My team moved to NYCT Strategic Initiatives in January 2021, and we wound up taking on many new reporting duties as part of the transition (although I had a third great analyst by this point too). We helped develop a weekly mask compliance sample/email report, a daily subway executive brief with all the information higher-ups need to avoid being caught off-guard at a press conference, and a daily ridership email (screenshot below) which provides everyone with information on how well ridership is doing compared to pre-COVID (archive.org link). All three of these reports were quite popular almost immediately, and it reminded me that meeting your users where they are (e-mail in this case) and taking the time to design attractive reports makes a big difference to how people look at your results (I may have written about this previously...).

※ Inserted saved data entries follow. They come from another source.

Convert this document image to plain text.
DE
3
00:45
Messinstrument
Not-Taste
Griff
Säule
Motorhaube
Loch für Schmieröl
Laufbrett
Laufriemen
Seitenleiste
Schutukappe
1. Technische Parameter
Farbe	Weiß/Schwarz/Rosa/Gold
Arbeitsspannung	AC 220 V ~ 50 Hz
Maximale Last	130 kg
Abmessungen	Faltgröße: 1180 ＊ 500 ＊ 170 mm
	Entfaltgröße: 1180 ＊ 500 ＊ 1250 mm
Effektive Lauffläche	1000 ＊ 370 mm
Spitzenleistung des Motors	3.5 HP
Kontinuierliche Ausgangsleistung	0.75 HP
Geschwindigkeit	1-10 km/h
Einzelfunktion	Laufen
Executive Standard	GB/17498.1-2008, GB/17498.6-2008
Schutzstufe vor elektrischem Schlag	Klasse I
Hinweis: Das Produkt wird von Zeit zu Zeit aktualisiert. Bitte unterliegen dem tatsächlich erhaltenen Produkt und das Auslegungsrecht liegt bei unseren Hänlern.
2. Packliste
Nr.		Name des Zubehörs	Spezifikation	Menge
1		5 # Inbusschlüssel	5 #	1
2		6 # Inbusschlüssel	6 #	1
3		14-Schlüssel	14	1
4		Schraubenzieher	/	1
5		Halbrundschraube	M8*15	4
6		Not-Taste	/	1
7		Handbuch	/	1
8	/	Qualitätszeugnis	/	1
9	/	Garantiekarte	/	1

I want to give a massive shoutout to everyone who took a chance on me and helped me over the past 5+ years. Not just my supervisors T., AB., and AK., but also all of my team members who have indulged my chattiness, particularly all four of my direct reports. I wouldn't be where I am without all of them.
There are several projects I didn’t discuss in detail above to save on space in the original article that I enjoyed as well: working with (and project managing for a short while) the SPEED team, developing a list of long and slow neighborhood to neighborhood bus trips (as seen in the NYC Bus Forward report), creating heatmaps of incident failures across the subway system, and more. Despite a lot of frustration along the way, I had an incredible time working at NYCT, but I'm also looking forward to where I'm headed next!